Osmanlı, ırkçı değildi. En çok Sadrazam- Başbakan yaptığı ırk insanı; Ermenilerle, Sırplardı. Bugün en çok Müslüman düşmanlığı yapanlardan; Ermeniler, Sırplar, İsrailliler, Amerikalılar, Fransızlar ve kukla piyonlardır.

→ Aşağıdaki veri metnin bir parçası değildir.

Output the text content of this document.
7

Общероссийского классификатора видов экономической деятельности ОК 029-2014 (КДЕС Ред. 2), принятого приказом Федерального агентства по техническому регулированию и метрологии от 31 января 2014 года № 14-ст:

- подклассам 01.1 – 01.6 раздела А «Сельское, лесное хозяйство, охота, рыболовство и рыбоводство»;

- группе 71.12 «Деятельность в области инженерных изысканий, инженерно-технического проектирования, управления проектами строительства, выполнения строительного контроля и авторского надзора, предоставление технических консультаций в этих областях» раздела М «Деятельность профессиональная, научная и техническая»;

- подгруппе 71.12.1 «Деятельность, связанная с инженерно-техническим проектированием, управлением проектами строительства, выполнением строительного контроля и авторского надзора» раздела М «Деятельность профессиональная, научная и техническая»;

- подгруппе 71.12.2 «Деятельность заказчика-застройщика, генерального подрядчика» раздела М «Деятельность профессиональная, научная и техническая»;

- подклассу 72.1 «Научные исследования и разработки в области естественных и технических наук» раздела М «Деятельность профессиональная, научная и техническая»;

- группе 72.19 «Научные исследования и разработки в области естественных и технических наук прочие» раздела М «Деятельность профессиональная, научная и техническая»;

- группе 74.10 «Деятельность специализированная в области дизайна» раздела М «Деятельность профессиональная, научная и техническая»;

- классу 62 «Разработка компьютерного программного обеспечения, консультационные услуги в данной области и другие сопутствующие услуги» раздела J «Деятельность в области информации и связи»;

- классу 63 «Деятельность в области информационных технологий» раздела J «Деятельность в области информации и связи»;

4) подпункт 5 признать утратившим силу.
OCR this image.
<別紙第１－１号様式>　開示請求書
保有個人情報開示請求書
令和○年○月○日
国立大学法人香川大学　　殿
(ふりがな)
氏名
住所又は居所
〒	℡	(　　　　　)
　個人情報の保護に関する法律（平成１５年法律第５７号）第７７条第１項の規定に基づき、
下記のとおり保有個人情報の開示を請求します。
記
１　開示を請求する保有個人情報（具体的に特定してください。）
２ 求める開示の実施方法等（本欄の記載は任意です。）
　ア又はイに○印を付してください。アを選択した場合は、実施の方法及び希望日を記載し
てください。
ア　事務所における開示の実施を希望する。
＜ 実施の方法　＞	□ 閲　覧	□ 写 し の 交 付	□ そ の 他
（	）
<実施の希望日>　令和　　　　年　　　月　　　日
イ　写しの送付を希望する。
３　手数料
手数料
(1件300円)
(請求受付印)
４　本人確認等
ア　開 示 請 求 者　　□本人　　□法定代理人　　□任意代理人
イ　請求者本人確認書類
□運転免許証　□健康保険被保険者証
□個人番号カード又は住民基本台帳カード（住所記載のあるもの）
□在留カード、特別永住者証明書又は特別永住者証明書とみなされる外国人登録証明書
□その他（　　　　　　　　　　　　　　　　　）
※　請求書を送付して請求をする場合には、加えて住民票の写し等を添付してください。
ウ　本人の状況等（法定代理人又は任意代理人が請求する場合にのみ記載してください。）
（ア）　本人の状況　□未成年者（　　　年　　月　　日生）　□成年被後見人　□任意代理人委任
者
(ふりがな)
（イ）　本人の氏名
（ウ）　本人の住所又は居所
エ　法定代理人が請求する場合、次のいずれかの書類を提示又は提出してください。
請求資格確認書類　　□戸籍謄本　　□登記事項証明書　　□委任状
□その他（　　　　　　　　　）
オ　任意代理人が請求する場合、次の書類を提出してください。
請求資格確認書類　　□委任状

Tarihimizi, inancımızı, dinimizi- imanımızı, edebiyatımızı çok iyi bilmeliyiz. Zalim, katil, katliamcı, sapkın kişilerle beraber olmamalıyız. Vatanımızı, milletimizi, ümmeti, devletimizi, bayrağımızı, özgürlüğümüzü, bağımsızlığımızı canımızdan çok sevmeliyiz. Peygamber ümmeti olarak, Türkler olarak, mazlumlar olarak bir ve beraber olmalıyız. Vatan; namustur, iffettir, değerdir, özgürlüktür, bağımsızlıktır, ekmektir, sudur, havadır, topraktır, nimettir, hayattır.